I memi secondo la Scuola di Leiden sono simbionti mutualisti dell’ospite ominide. L’ospite ominide sarebbe ermafrodito dal punto di vista della riproduzione del linguaggio, possedendo sia un organo di ricezione dei memi, l’orecchio, sia un organo di produzione dei suoi corrispondenti ai memi, la laringe. Il linguaggio viene replicato da parte dell’ospite ominide ed esso riceve dal linguaggio informazioni sul mondo, dando sia un vantaggio in termini di sfruttamento dell’ambiente che nella scelta sessuale. Oltre a ciò venne data all’ospite la possibilità di “raccontarsi”, di creare storie della vita dell’ospite ominide stesso, rinforzandone l’aspetto sociale. Così come già proposto dalla Blackmore nella Macchina dei memi, sarebbe stata l’esplosiva replicazione dei memi (o “impulso memetico”), poco dopo la loro comparsa, a far evolvere le grandi capacità cerebrali degli esseri umani, innescando un allungamento del periodo di apprendimento a tutta la vita attraverso una progressiva neotenia.
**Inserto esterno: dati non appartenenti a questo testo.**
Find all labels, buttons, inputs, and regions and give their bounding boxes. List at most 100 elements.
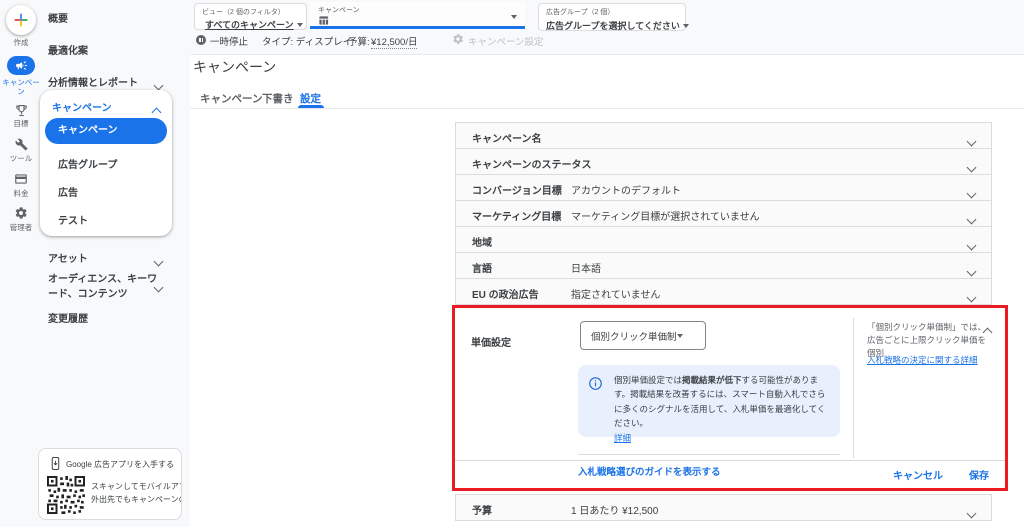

Infine la Scuola di Leiden distingue il simbiosismo come teoria del linguaggio dal “simbiomismo” (da “simbioma”), la visione filosofica che ne scaturisce: l’essere umano è un simbioma composto da un corpo, l’ospite omide, e un’anima, costituita da tutti i memi linguisticamente mediati che costituiscono il nostro “Io”, che è quindi appreso (come nuovamente ipotizzato dalla Blackmore). L’anima “sopravvive” dopo la morte dell’ospite solo nella misura in cui venga lasciato segno nella storia dell’umanità.

Inoltre, così come il linguaggio può costituire un vantaggio per i geni dell’ospite ominide, così può prendere il sopravvento a suo unico vantaggio, spostando l’equilibrio simbiotico verso un parassitismo. Tutti i sistemi culturali basati sul linguaggio che si replichino a discapito del vantaggio dei geni dell’ospite, rappresentano un caso di “malattia del linguaggio”: esse prendono varie forme, in diversi ambiti: religioni, ideologie politiche, miti di fondazione, mode, stili architettonici, correnti artistiche e così via.

Il futuro dell’evoluzione culturale sarà quindi quello di vedere molte nostre istituzioni già esistenti come “organizzatori e mediatori memetici”: il sistema giudiziale, della politica, dell’educazione dovranno garantire che le malattie del linguaggio non possano prevalere sull’ospite ominide.

Se questa sia fantascienza, è presto per dirlo. Di certo è del massimo interesse.